Out of $334 million in cash payments sent to Florida in a multi-billion dollar mortgage settlement with major banks, about $33.4 million will go to help bolster the state’s budget.
Florida is one of several states taking a portion of the $2.5 billion in cash payments from big banks and using it for programs not directly related to the foreclosure crisis, ProPublica reports.
A spokeswoman for Attorney General Pam Bondi—who negotiated the settlement-- confirmed that 10 percent of the cash has been sent to the general fund.
“Ten percent went to the state of Florida as a penalty,” she said. “That money goes to GR (general revenue).”

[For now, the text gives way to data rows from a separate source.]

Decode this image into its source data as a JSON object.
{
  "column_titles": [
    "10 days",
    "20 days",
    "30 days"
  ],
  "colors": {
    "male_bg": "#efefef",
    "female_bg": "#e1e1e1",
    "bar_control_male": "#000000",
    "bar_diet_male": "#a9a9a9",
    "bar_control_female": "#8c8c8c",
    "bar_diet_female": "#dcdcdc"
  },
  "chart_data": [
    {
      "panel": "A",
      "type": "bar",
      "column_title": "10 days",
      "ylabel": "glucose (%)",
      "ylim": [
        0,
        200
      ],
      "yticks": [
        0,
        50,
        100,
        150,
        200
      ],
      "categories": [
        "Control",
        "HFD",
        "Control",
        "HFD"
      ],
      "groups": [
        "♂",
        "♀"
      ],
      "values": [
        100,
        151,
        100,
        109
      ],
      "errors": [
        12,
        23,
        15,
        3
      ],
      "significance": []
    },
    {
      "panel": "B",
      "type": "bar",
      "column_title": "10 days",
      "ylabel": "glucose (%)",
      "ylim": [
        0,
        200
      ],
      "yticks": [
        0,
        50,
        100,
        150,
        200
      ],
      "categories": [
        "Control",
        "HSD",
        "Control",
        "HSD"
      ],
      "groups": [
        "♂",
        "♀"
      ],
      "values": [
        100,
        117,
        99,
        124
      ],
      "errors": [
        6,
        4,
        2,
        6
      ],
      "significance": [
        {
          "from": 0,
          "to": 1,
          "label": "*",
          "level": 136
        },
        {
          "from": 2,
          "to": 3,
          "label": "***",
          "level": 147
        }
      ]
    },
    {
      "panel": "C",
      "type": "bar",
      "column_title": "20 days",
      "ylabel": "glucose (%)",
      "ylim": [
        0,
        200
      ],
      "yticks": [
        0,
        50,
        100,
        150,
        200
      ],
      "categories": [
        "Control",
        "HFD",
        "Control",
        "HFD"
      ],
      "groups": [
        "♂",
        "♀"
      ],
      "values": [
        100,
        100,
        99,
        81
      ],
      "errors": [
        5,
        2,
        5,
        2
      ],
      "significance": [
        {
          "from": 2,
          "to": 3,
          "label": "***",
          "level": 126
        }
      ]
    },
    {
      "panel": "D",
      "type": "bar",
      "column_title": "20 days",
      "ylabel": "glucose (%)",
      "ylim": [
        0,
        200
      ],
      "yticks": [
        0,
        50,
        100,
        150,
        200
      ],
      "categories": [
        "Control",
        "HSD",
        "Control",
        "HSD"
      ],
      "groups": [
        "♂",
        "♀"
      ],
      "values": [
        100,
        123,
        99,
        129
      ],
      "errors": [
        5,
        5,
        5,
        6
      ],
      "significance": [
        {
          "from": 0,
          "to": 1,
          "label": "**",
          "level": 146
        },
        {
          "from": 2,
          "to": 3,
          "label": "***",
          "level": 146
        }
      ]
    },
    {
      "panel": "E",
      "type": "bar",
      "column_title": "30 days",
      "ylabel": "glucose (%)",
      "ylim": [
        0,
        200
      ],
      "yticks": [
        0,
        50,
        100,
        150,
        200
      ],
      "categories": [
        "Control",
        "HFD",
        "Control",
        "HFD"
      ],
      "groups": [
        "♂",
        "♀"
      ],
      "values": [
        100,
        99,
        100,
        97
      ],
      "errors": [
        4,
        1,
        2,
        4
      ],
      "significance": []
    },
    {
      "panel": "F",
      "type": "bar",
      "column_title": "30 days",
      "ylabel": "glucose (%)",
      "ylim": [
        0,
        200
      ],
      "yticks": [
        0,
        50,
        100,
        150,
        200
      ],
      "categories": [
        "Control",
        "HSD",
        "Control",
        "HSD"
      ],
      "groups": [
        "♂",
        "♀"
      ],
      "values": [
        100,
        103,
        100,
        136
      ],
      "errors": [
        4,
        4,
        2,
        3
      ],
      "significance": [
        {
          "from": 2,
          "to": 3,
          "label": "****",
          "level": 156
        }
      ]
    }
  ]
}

Florida’s total take in the overall $25 billion settlement—which includes principle writedowns and mortgage modifications--is worth about $8.4 billion.
About $334 million of that came in the form of a cash payment to the state, and the attorney general’s office has maintained that most of the money will be used to directly help homeowners.
Settlement documents indicate that Bondi negotiated for the 10-percent civil penalty, resulting in a $33.4 million cash payment to the general fund.
Florida is, as of now, only using about 10 percent of the settlement’s cash payment to bolster its general budget. Some other states are using all or the vast majority of their funds to plug large budget holes, according to a chart created by Propublica. A few states have clauses similar to Florida's, directing 10-percent of the money to general revenue as a penalty.
Still, some states have decided to use all of the funds for homeowners, citing that they were the main victims in the robo-signing scandal.
The remaining $300 million in Florida’s settlement cash has not yet been allocated. Bondi asked members of the public for suggestions on how to spend the money this month, and has stated that it would be used directly to help homeowners. Housing groups have advocated that the money be used for legal aid for homeowners and low-income housing programs.
Georgia directed all of its $99 million to programs designed to attract new businesses.
A spokesman for Georgia’s governor told ProPublica: “He believes that the best way to prevent foreclosures amongst honest homeowners who have experienced hard times is to create jobs here in our state.”
It's not clear how Florida's $33.4 million penalty cash will be spent, although the state has been increasing its incentives for business under the administration of Gov. Rick Scott, who has echoed the prevent-foreclosures-by-creating-jobs mantra.